Serge Delaive. Tango fractal

Serge DELAIVE, Argentine, suivi d’un entretien avec Anne-Lise Remacle, Impressions nouvelles, coll. « Espace Nord », 2020, 220 p., 9 €, ISBN : 978-2-87568-486-8

argentine serge delaive espace nordDans son roman Argentine couronné par le Prix Rossel en 2009, le romancier, poète et photographe Serge Delaive délivre une composition narrative entre rhizomes et puzzles. Ce n’est qu’au fil de la lecture que se rassemblent les fragments de vie de divers personnages — Hernán, Lunus, Juan Serafini, Sofiá, Lucas, Angel — ayant pour toile de fond l’Argentine. Un jeu d’échos se met en place entre la crise économico-socio-politique qui frappa l’Argentine en 2001, entre le chapelet de crises qu’elle  a traversées (1998-2002, 2004…), et les dérives existentielles que subissent les personnages. Lieu des confins, extrême bout austral du monde bordé par la Terre de Feu et l’océan, l’Argentine attire les êtres en quête de sens, ceux et celles qui, comme Lucas partant sur les traces de son père volatilisé, recherchent des fantômes, des disparus, se perdant dans le mouvement où ils s’engagent dans la poursuite d’une chimère. Argentine est bâti comme un tango houleux entre des êtres et des espaces géographiques dans lesquels ils plongent afin de remailler le temps, d’ajointer des éclats de vie épars.

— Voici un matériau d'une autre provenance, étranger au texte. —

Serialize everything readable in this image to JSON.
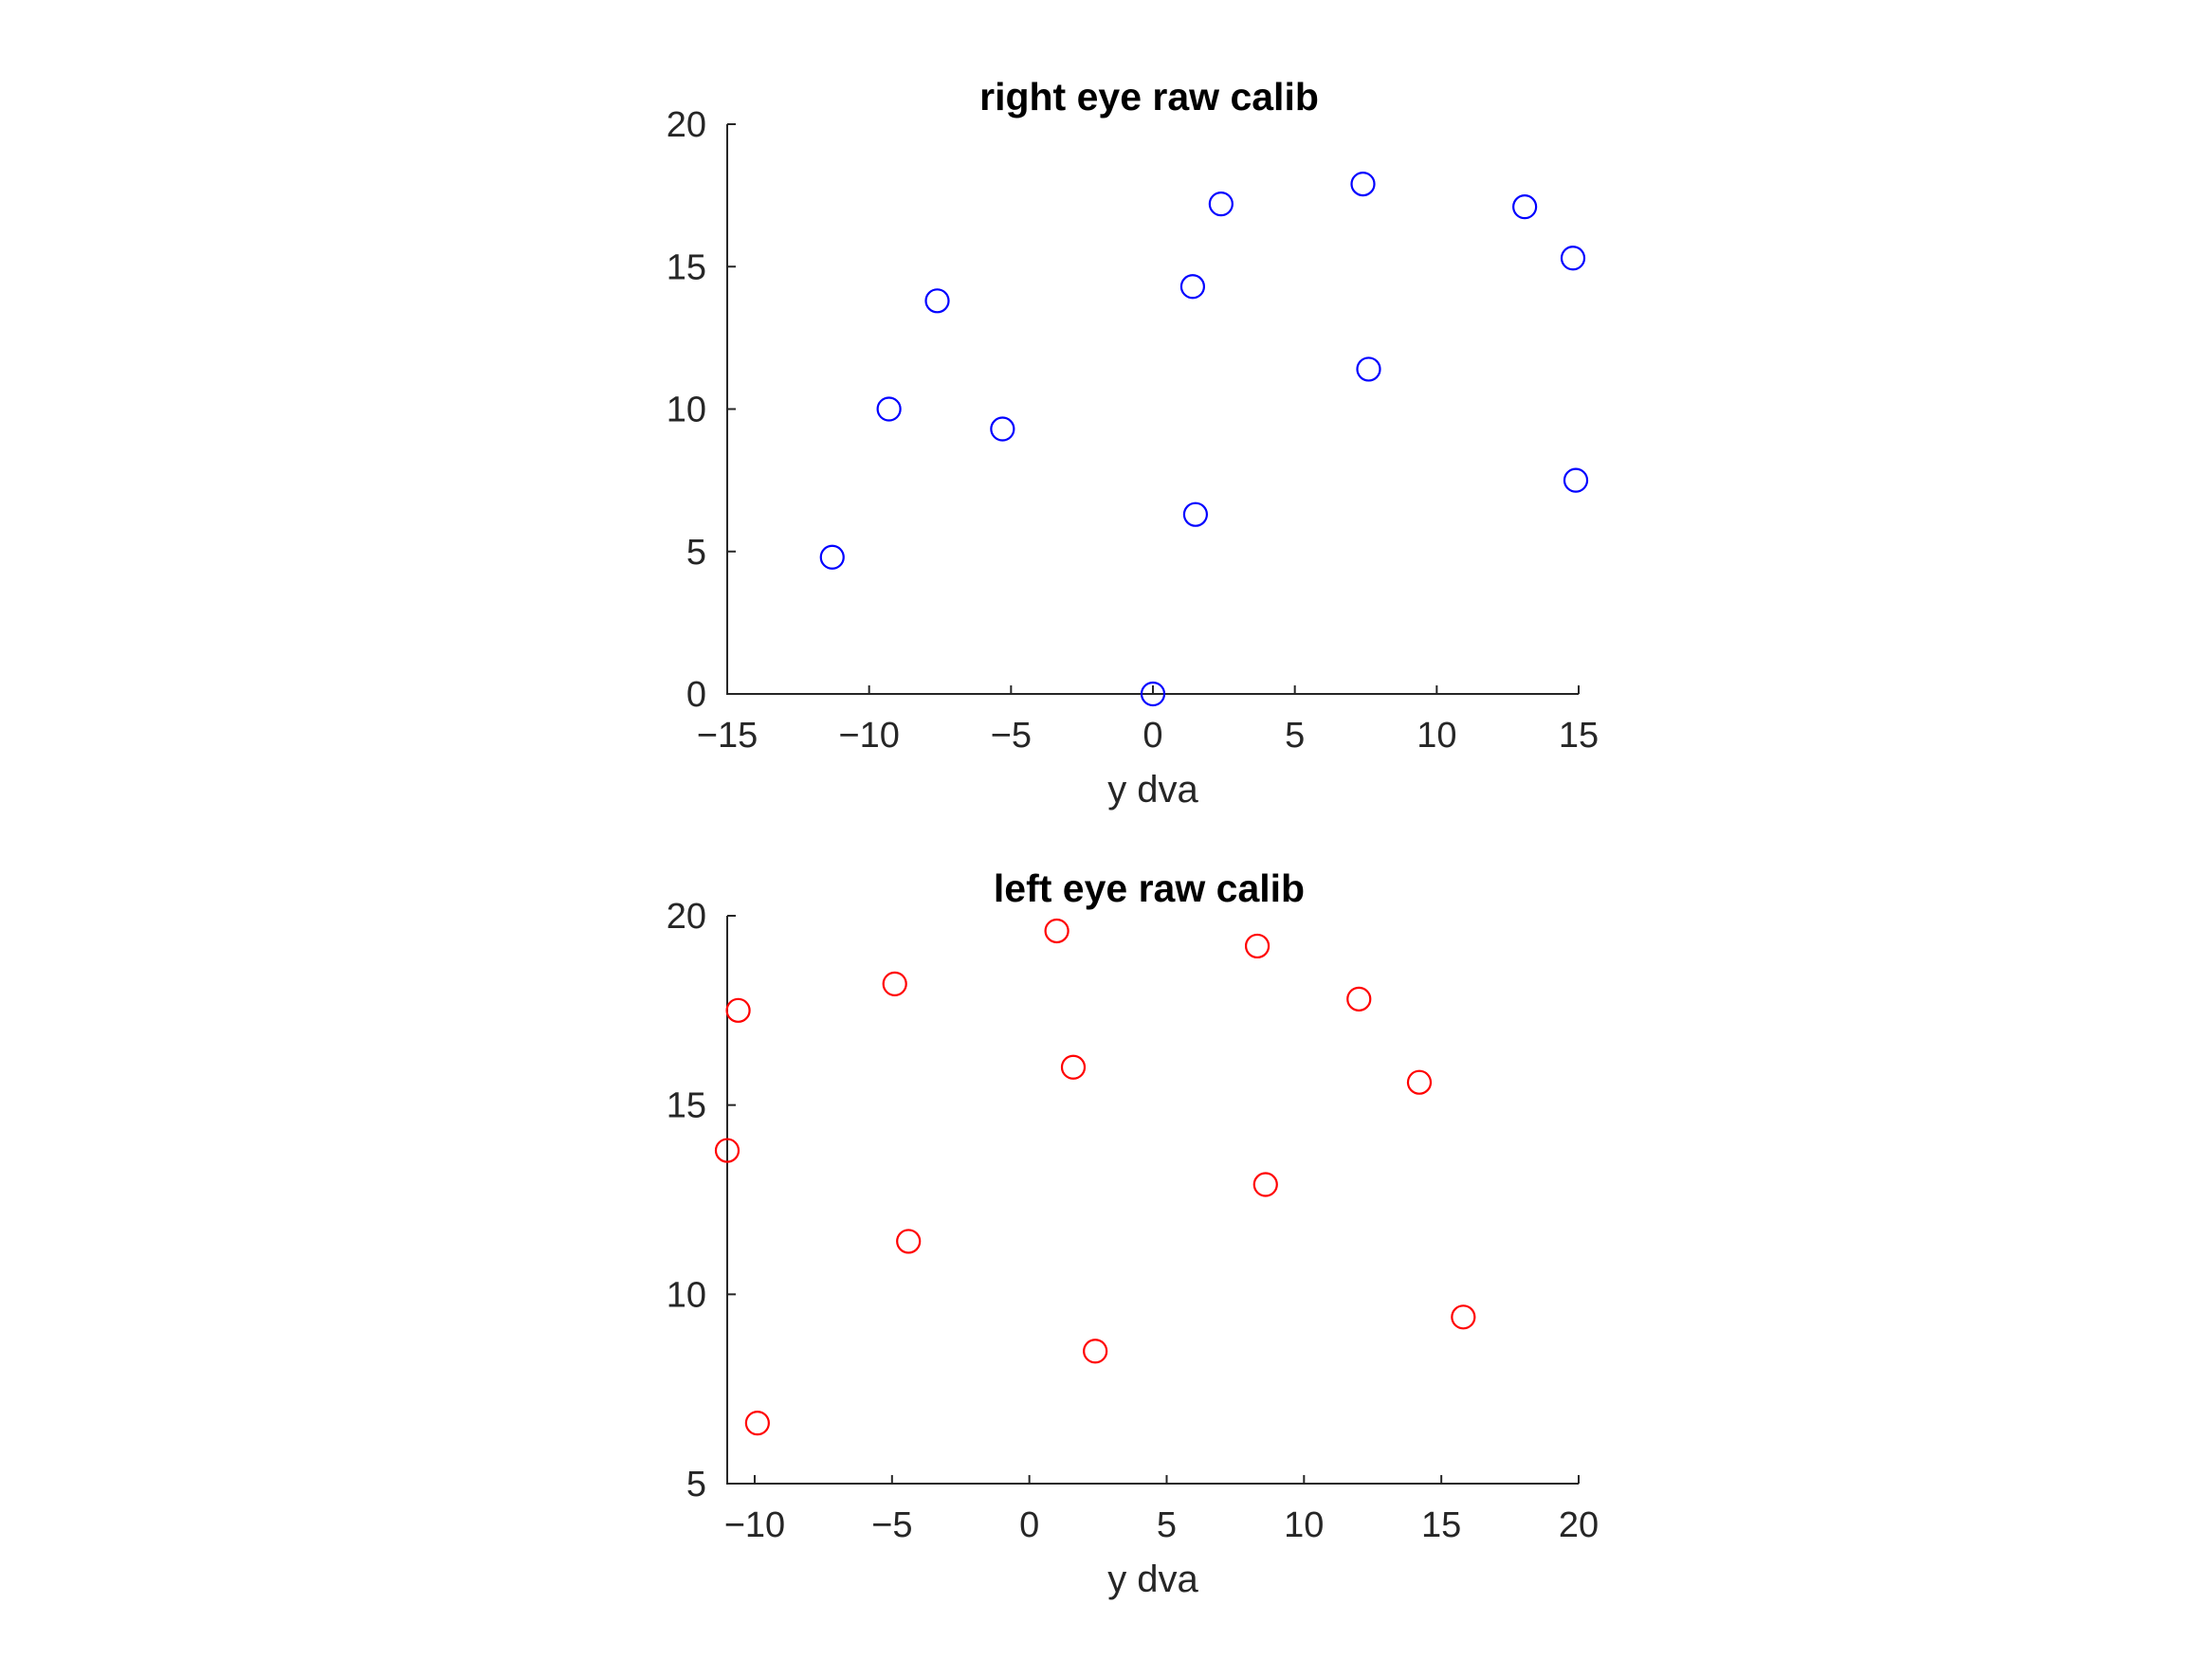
{
  "chart_data": [
    {
      "type": "scatter",
      "title": "right eye raw calib",
      "xlabel": "y dva",
      "ylabel": "",
      "xlim": [
        -15,
        15
      ],
      "ylim": [
        0,
        20
      ],
      "xticks": [
        -15,
        -10,
        -5,
        0,
        5,
        10,
        15
      ],
      "yticks": [
        0,
        5,
        10,
        15,
        20
      ],
      "grid": false,
      "marker": "circle",
      "color": "#0000ff",
      "points": [
        {
          "x": 0.0,
          "y": 0.0
        },
        {
          "x": -11.3,
          "y": 4.8
        },
        {
          "x": -9.3,
          "y": 10.0
        },
        {
          "x": -7.6,
          "y": 13.8
        },
        {
          "x": -5.3,
          "y": 9.3
        },
        {
          "x": 1.4,
          "y": 14.3
        },
        {
          "x": 1.5,
          "y": 6.3
        },
        {
          "x": 2.4,
          "y": 17.2
        },
        {
          "x": 7.4,
          "y": 17.9
        },
        {
          "x": 7.6,
          "y": 11.4
        },
        {
          "x": 13.1,
          "y": 17.1
        },
        {
          "x": 14.8,
          "y": 15.3
        },
        {
          "x": 14.9,
          "y": 7.5
        }
      ]
    },
    {
      "type": "scatter",
      "title": "left eye raw calib",
      "xlabel": "y dva",
      "ylabel": "",
      "xlim": [
        -11,
        20
      ],
      "ylim": [
        5,
        20
      ],
      "xticks": [
        -10,
        -5,
        0,
        5,
        10,
        15,
        20
      ],
      "yticks": [
        5,
        10,
        15,
        20
      ],
      "grid": false,
      "marker": "circle",
      "color": "#ff0000",
      "points": [
        {
          "x": -11.0,
          "y": 13.8
        },
        {
          "x": -10.6,
          "y": 17.5
        },
        {
          "x": -9.9,
          "y": 6.6
        },
        {
          "x": -4.9,
          "y": 18.2
        },
        {
          "x": -4.4,
          "y": 11.4
        },
        {
          "x": 1.0,
          "y": 19.6
        },
        {
          "x": 1.6,
          "y": 16.0
        },
        {
          "x": 2.4,
          "y": 8.5
        },
        {
          "x": 8.3,
          "y": 19.2
        },
        {
          "x": 8.6,
          "y": 12.9
        },
        {
          "x": 12.0,
          "y": 17.8
        },
        {
          "x": 14.2,
          "y": 15.6
        },
        {
          "x": 15.8,
          "y": 9.4
        }
      ]
    }
  ]
}
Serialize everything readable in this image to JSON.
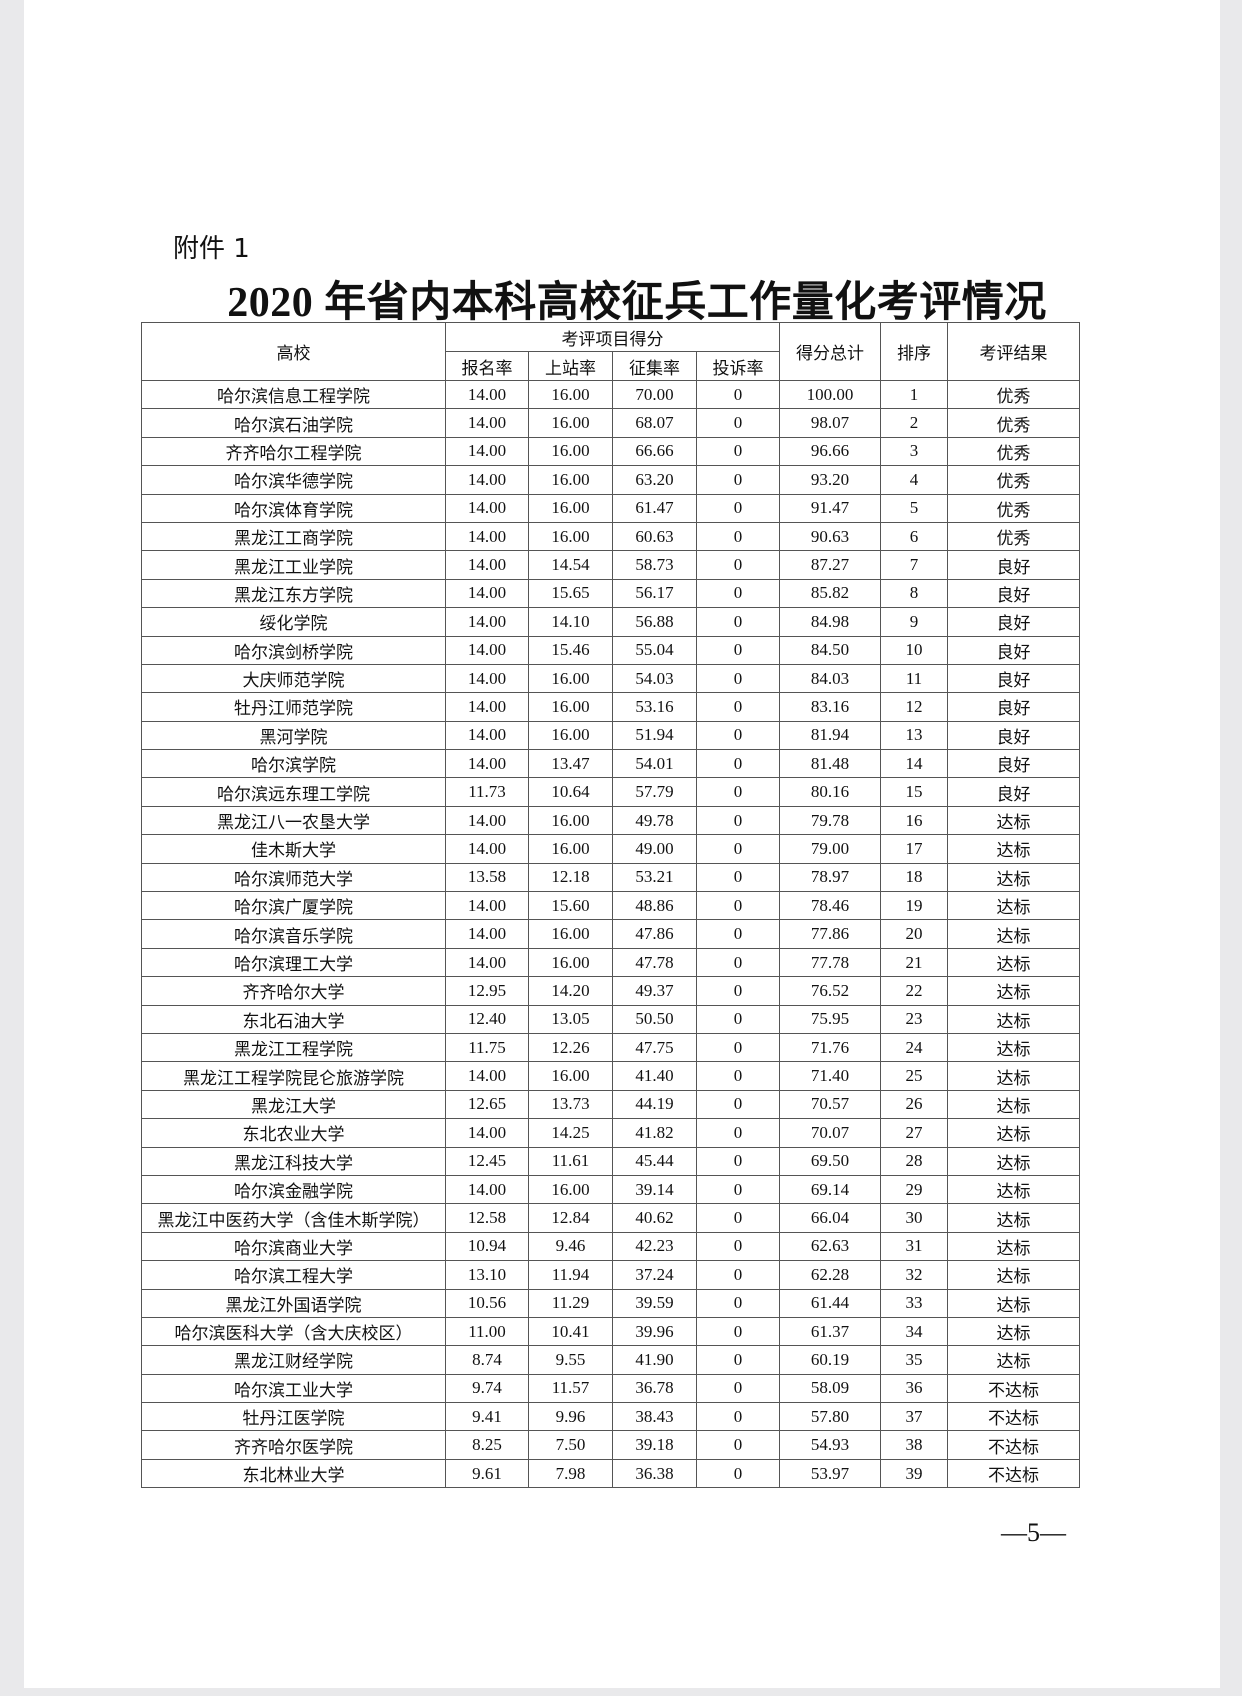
{
  "attachment_label": "附件 1",
  "title": "2020 年省内本科高校征兵工作量化考评情况",
  "table": {
    "headers": {
      "school": "高校",
      "group": "考评项目得分",
      "sub": [
        "报名率",
        "上站率",
        "征集率",
        "投诉率"
      ],
      "total": "得分总计",
      "rank": "排序",
      "result": "考评结果"
    },
    "rows": [
      [
        "哈尔滨信息工程学院",
        "14.00",
        "16.00",
        "70.00",
        "0",
        "100.00",
        "1",
        "优秀"
      ],
      [
        "哈尔滨石油学院",
        "14.00",
        "16.00",
        "68.07",
        "0",
        "98.07",
        "2",
        "优秀"
      ],
      [
        "齐齐哈尔工程学院",
        "14.00",
        "16.00",
        "66.66",
        "0",
        "96.66",
        "3",
        "优秀"
      ],
      [
        "哈尔滨华德学院",
        "14.00",
        "16.00",
        "63.20",
        "0",
        "93.20",
        "4",
        "优秀"
      ],
      [
        "哈尔滨体育学院",
        "14.00",
        "16.00",
        "61.47",
        "0",
        "91.47",
        "5",
        "优秀"
      ],
      [
        "黑龙江工商学院",
        "14.00",
        "16.00",
        "60.63",
        "0",
        "90.63",
        "6",
        "优秀"
      ],
      [
        "黑龙江工业学院",
        "14.00",
        "14.54",
        "58.73",
        "0",
        "87.27",
        "7",
        "良好"
      ],
      [
        "黑龙江东方学院",
        "14.00",
        "15.65",
        "56.17",
        "0",
        "85.82",
        "8",
        "良好"
      ],
      [
        "绥化学院",
        "14.00",
        "14.10",
        "56.88",
        "0",
        "84.98",
        "9",
        "良好"
      ],
      [
        "哈尔滨剑桥学院",
        "14.00",
        "15.46",
        "55.04",
        "0",
        "84.50",
        "10",
        "良好"
      ],
      [
        "大庆师范学院",
        "14.00",
        "16.00",
        "54.03",
        "0",
        "84.03",
        "11",
        "良好"
      ],
      [
        "牡丹江师范学院",
        "14.00",
        "16.00",
        "53.16",
        "0",
        "83.16",
        "12",
        "良好"
      ],
      [
        "黑河学院",
        "14.00",
        "16.00",
        "51.94",
        "0",
        "81.94",
        "13",
        "良好"
      ],
      [
        "哈尔滨学院",
        "14.00",
        "13.47",
        "54.01",
        "0",
        "81.48",
        "14",
        "良好"
      ],
      [
        "哈尔滨远东理工学院",
        "11.73",
        "10.64",
        "57.79",
        "0",
        "80.16",
        "15",
        "良好"
      ],
      [
        "黑龙江八一农垦大学",
        "14.00",
        "16.00",
        "49.78",
        "0",
        "79.78",
        "16",
        "达标"
      ],
      [
        "佳木斯大学",
        "14.00",
        "16.00",
        "49.00",
        "0",
        "79.00",
        "17",
        "达标"
      ],
      [
        "哈尔滨师范大学",
        "13.58",
        "12.18",
        "53.21",
        "0",
        "78.97",
        "18",
        "达标"
      ],
      [
        "哈尔滨广厦学院",
        "14.00",
        "15.60",
        "48.86",
        "0",
        "78.46",
        "19",
        "达标"
      ],
      [
        "哈尔滨音乐学院",
        "14.00",
        "16.00",
        "47.86",
        "0",
        "77.86",
        "20",
        "达标"
      ],
      [
        "哈尔滨理工大学",
        "14.00",
        "16.00",
        "47.78",
        "0",
        "77.78",
        "21",
        "达标"
      ],
      [
        "齐齐哈尔大学",
        "12.95",
        "14.20",
        "49.37",
        "0",
        "76.52",
        "22",
        "达标"
      ],
      [
        "东北石油大学",
        "12.40",
        "13.05",
        "50.50",
        "0",
        "75.95",
        "23",
        "达标"
      ],
      [
        "黑龙江工程学院",
        "11.75",
        "12.26",
        "47.75",
        "0",
        "71.76",
        "24",
        "达标"
      ],
      [
        "黑龙江工程学院昆仑旅游学院",
        "14.00",
        "16.00",
        "41.40",
        "0",
        "71.40",
        "25",
        "达标"
      ],
      [
        "黑龙江大学",
        "12.65",
        "13.73",
        "44.19",
        "0",
        "70.57",
        "26",
        "达标"
      ],
      [
        "东北农业大学",
        "14.00",
        "14.25",
        "41.82",
        "0",
        "70.07",
        "27",
        "达标"
      ],
      [
        "黑龙江科技大学",
        "12.45",
        "11.61",
        "45.44",
        "0",
        "69.50",
        "28",
        "达标"
      ],
      [
        "哈尔滨金融学院",
        "14.00",
        "16.00",
        "39.14",
        "0",
        "69.14",
        "29",
        "达标"
      ],
      [
        "黑龙江中医药大学（含佳木斯学院）",
        "12.58",
        "12.84",
        "40.62",
        "0",
        "66.04",
        "30",
        "达标"
      ],
      [
        "哈尔滨商业大学",
        "10.94",
        "9.46",
        "42.23",
        "0",
        "62.63",
        "31",
        "达标"
      ],
      [
        "哈尔滨工程大学",
        "13.10",
        "11.94",
        "37.24",
        "0",
        "62.28",
        "32",
        "达标"
      ],
      [
        "黑龙江外国语学院",
        "10.56",
        "11.29",
        "39.59",
        "0",
        "61.44",
        "33",
        "达标"
      ],
      [
        "哈尔滨医科大学（含大庆校区）",
        "11.00",
        "10.41",
        "39.96",
        "0",
        "61.37",
        "34",
        "达标"
      ],
      [
        "黑龙江财经学院",
        "8.74",
        "9.55",
        "41.90",
        "0",
        "60.19",
        "35",
        "达标"
      ],
      [
        "哈尔滨工业大学",
        "9.74",
        "11.57",
        "36.78",
        "0",
        "58.09",
        "36",
        "不达标"
      ],
      [
        "牡丹江医学院",
        "9.41",
        "9.96",
        "38.43",
        "0",
        "57.80",
        "37",
        "不达标"
      ],
      [
        "齐齐哈尔医学院",
        "8.25",
        "7.50",
        "39.18",
        "0",
        "54.93",
        "38",
        "不达标"
      ],
      [
        "东北林业大学",
        "9.61",
        "7.98",
        "36.38",
        "0",
        "53.97",
        "39",
        "不达标"
      ]
    ]
  },
  "page_number": "—5—"
}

Les exergues fournissent souvent des clés de lecture. Serge Delaive ouvre son roman sur une citation de Benoît Mandelbrot, l’inventeur des fractales. Objet mathématique, les fractales désignent des structures similaires à toutes les échelles, marquées par l’auto-similarité et l’irrégularité. Intitulé « Nuages », le quatrième chapitre met en scène Henk Somers, un ancien photoreporter de guerre qui, désormais incapable de montrer l’horreur des conflits, photographie les habitants du ciel, cumulus, nimbus, cirrus, stratus et autres. Dans la nature, il existe de nombreux objets fractals au nombre desquels les nuages dont l’irrégularité de la forme interdit qu’ils soient décrits par la géométrie traditionnelle. C’est en tant qu’élément fractal que les nuages font l’objet d’un chapitre succédant au chapitre « Fractales ». S’il n’est pas conçu comme un objet fractal, Argentine se penche sur des créatures aux contours irréguliers que la géométrie narrative consommée ne peut appréhender. Au travers de Lucas quittant l’Europe pour l’Argentine afin de rechercher son père, au travers de Juan Serafini rallié à la cause anarchiste, d’Hernán englouti par un trou noir, le romancier s’aventure dans les paysages éclatés d’identités en crise. En 2001, l’Argentine s’écroule, le pays sombre dans le chaos. Chaque protagoniste fait l’épreuve d’un effondrement, d’un sentiment de perte, est la proie d’une errance qui tantôt se creusera vers la délivrance, tantôt s’exacerbera jusqu’au point de non retour. Serge Delaive loge son récit dans les zones de l’incontrôlable, là où des forces plus grandes qu’eux possèdent des personnages se débattant au milieu d’éléments qu’ils ne maîtrisent pas, là où l’omniscience du narrateur se délite et fait place à un ballet d’ombres, à une dissémination irrelevable. Les spectres de Roberto Bolaño, de Robert Capa, de l’albatros de Baudelaire et de Coleridge, du conquistador Hernán Cortés, de la chanson de Neil Young « Cortez the Killer » ou encore la stature de Maradona, le dieu du football, planent sur Argentine, un roman que Serge Delaive a conçu comme le deuxième volet d’une trilogie articulée autour du personnage de Lunus (le premier volet étant Café Europa).

Aller au bout du monde, à l’extrême fin de la Patagonie afin de doubler l’exploration géographique par une exploration psychique, c’est interroger l’espace au dedans de soi, la possibilité ou non de rassembler les fragments d’un moi éclaté. C’est tenter de combler la désincarnation, partir sur les traces d’un passé non accordé au présent. Sauter à pieds joints dans le labyrinthe de vies ensablées.

Non seulement je ne trouve pas celui que je cherche, mais en plus je me perds moi-même (…) J’ai déjà admis que je ne trouverai cet homme (…) Et si par hasard je le trouvais, je m’empresserais de l’oublier. C’est moi le détail manquant. Moi, invisible qu’il faut que je trouve. Que j’enracine dans le paysage. Sur le mur, le miroir reflète le vide. Le miroir absorbe le vide. Je ne suis pas là.